Private Sub Worksheet_Change(ByVal Target As Range)
On Error GoTo LastLine
If Not Intersect(Target, Range("E38:E45")) Is Nothing Then
If InStr(1, Target, "/") = 0 Then
Target.Offset(0, 3).ClearContents
Target.Offset(0, 4).ClearContents
Else
Target.Offset(0, 3).Formula = "=UOM(E" & Target.Row() & ")"
Target.Offset(0, 4).Formula = "=UNIT(E" & Target.Row() & ")"
End If
End If
LastLine:
End Sub

Regards
MD

mdmackillop
10-07-2005, 05:36 PM
A further thought.
If you are running other code which changes a sheet containing a WorkSheet Change type macro, it is best to add "Application.EnableEvents = False" at the head of the code, resetting it to True at the end (very important - it's not reset by default).
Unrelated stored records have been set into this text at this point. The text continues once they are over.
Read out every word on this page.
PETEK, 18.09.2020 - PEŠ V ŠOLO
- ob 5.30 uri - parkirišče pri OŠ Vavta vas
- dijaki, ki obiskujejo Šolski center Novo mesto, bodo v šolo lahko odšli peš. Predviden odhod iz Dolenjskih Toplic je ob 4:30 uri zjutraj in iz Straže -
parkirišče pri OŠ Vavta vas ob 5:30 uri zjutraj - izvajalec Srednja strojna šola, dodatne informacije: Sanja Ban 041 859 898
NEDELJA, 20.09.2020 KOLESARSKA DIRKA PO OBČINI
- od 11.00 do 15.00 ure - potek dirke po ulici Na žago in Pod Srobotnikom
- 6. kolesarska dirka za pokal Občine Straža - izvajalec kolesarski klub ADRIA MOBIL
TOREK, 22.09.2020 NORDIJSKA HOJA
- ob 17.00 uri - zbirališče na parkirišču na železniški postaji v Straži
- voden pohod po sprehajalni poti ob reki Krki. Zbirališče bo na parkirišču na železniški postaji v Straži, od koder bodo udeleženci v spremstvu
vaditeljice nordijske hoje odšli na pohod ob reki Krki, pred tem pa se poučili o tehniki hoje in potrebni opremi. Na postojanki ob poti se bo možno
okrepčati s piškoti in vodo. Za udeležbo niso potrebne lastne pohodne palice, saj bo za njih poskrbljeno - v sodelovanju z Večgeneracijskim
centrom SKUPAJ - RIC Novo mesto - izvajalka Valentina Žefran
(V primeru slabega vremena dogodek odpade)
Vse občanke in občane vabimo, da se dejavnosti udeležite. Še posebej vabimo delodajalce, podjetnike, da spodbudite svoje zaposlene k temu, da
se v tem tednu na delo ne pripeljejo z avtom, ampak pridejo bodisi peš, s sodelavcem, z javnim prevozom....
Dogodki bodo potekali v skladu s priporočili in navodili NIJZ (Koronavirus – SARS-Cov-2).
This prevents the WorkSheet code from running each time the sheeet is changed by your routines.

brettdj
10-08-2005, 11:04 PM
Perhaps this is what Brett was referring to http://www.adobe.com/products/acrobat/access_onlinetools.html
Thanks Bob

Carpiem
10-10-2005, 11:09 AM
Good Afternoon MD,

Thank you,

Carpiem

A further thought.
If you are running other code which changes a sheet containing a WorkSheet Change type macro, it is best to add "Application.EnableEvents = False" at the head of the code, resetting it to True at the end (very important - it's not reset by default). This prevents the WorkSheet code from running each time the sheeet is changed by your routines.